Mitochondria are the power plants of the cell, hundreds of bacteria-like organelles that divide like bacteria and are selectively destroyed when damaged by cellular quality control mechanisms. They carry out the energetic chemical reactions needed to package the chemical energy store molecule ATP that is used to power cellular processes. Some of the protein machinery vital to this function is encoded in mitochondrial DNA, a circular genome that resides in mitochondria themselves rather than in the cell nucleus with the majority of a cell's DNA. It is this DNA that is the Achilles' heel of mitochondria, as it is less well protected and repaired than is the case for nuclear DNA. It becomes damaged over time, and this damage leads to dysfunction in mitochondria and the cells that host them, particularly as cellular quality control mechanisms decline in efficiency with advancing age.
This mitochondrial dysfunction that manifests with age is an important component of age-related disease and disruption of normal tissue function. It is better studied in energy hungry tissues such as muscles and the brain, but it is a global phenomenon throughout the body. Evidence strongly implicates loss of mitochondrial function in sarcopenia, the loss of muscle mass and strength that occurs with age, and in all of the common age-related neurodegenerative conditions.
What can be done about this? The SENS approach is to create backups of mitochondrial genes in the cell nucleus, a process known as allotopic expression, with the challenge being that the resultant proteins have to be altered in ways that allow them to be delivered to mitochondria where they are needed. In principle this can eliminate the consequences of damage to mitochondrial DNA. This has been carried out as proof of principle at least for several mitochondrial genes. Other researchers have proposed the use of tools that can selectively destroy mutated mitochondrial DNA. Still others have suggested delivering new mitochondria into cells by exploiting one of a number of mechanisms by which this can happen naturally.
Of these approaches, only allotopic expression has made much progress towards realization, and even that line of work is arguably only at an advanced stage for one mitochondrial gene, via the work at Gensight Biologics. The open access paper here is illustrative of the present state of work on convincing cells to take up new mitochondria: the specific process used only works in cell cultures, and is thus only of potential near term use in rescuing the deteriorated function of cells from an aged patient prior to use in cell therapy. Even that might not be as useful a technique as induced pluripotency, which appears to clear out damaged mitochondria fairly effectively.
There is also the question of whether delivering new mitochondria without clearing out the old, damaged mitochondria will actually help in the long term. Damaged mitochondria can take over cells because their damage grants them either resistance to quality control mechanisms or the ability to replicate more readily than their undamaged peers. In that circumstance, new mitochondria will be quickly outcompeted by the existing damaged population, and whatever benefit is obtained will be short-lived.
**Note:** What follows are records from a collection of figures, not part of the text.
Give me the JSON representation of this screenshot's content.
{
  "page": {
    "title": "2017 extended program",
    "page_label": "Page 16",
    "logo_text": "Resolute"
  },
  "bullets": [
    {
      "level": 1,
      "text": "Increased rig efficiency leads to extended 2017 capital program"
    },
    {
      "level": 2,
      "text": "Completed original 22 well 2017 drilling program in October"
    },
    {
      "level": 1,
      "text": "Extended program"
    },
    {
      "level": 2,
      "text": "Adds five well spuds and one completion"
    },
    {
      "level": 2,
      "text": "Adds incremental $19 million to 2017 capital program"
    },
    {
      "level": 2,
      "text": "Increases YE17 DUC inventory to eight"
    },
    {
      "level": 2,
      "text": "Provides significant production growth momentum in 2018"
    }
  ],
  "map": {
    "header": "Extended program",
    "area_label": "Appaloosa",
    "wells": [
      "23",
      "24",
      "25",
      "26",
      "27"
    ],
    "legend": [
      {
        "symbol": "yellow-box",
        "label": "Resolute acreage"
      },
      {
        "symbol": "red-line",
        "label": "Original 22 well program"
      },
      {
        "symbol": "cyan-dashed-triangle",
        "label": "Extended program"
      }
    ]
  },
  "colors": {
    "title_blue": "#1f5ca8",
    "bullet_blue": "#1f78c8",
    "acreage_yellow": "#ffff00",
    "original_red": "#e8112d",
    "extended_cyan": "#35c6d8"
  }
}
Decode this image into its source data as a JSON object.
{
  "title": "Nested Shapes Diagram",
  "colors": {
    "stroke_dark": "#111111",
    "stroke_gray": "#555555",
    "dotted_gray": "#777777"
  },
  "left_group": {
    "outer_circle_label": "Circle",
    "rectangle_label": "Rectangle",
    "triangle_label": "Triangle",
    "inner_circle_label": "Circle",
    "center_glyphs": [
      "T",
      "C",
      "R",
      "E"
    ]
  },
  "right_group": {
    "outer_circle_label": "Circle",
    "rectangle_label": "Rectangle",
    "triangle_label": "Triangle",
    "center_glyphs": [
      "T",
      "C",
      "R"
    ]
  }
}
A substantial number of in vitro and in vivo assays have demonstrated the natural ability of cells to transfer mitochondria amongst each other. This phenomenon is most commonly observed in mitochondrial transfer from healthy mesenchymal stem/stromal cells (MSCs) to damaged cells. The transfer replaces or repairs damaged mitochondria and thereby reduces the percentage of dead cells and restores normal functions. In 1982, researchers introduced a type of artificial mitochondrial transfer or transplant (AMT/T) model using a co-incubation step between the recipient cell and exogenous mitochondria. Their pioneering study demonstrated for the first time that the mitochondrial DNA (mtDNA) of donor cells could be integrated into recipient cells and subsequently transmit hereditary traits and induce functional changes. AMT/T mimics the natural process of mitochondrial transfer, reprograms cellular metabolism, and induces proliferation. The introduction of this model elucidated the possible use of mitochondria as an active therapeutic agent.
Our study tests a modification of the original MitoCeption protocol which reduces the time and complexity of the protocol. We sought to determine if primary allogenic mitochondrial mix (PAMM) MitoCeption could be used to repair peripheral blood mononuclear cells (PBMCs) damaged by ultraviolet radiation (UVR). PAMM is composed of the PBMCs of at least three donors. Our results showed that when PBMCs are exposed to UVR, there is a decrease in metabolic activity, mitochondrial mass, and mtDNA sequence stability as well as an increase in p53 expression and the percentage of dead cells. When PAMM MitoCeption was used on UVR-damaged cells, it successfully transferred mitochondria from different donors to distinct PBMCs populations and repaired the observed UVR damage.
To our knowledge, this study is the first to demonstrate in-vitro that MitoCeption can be used to re-establish mitochondrial function loss caused by UVR exposure. Additionally, we successfully transferred a mix of different PBMC donors to one PAMM that was used to repair damaged cells. Other research groups have successfully transferred mitochondria from one cell donor type to others; however, none of them have mixed mitochondria isolated from different donors for the transfer/transplant. This study elucidates the potential to use mitochondria from different donors (PAMM) to treat UVR stress and possibly other types of damage or metabolic malfunctions in cells, resulting in not only in-vitro but also ex-vivo applications.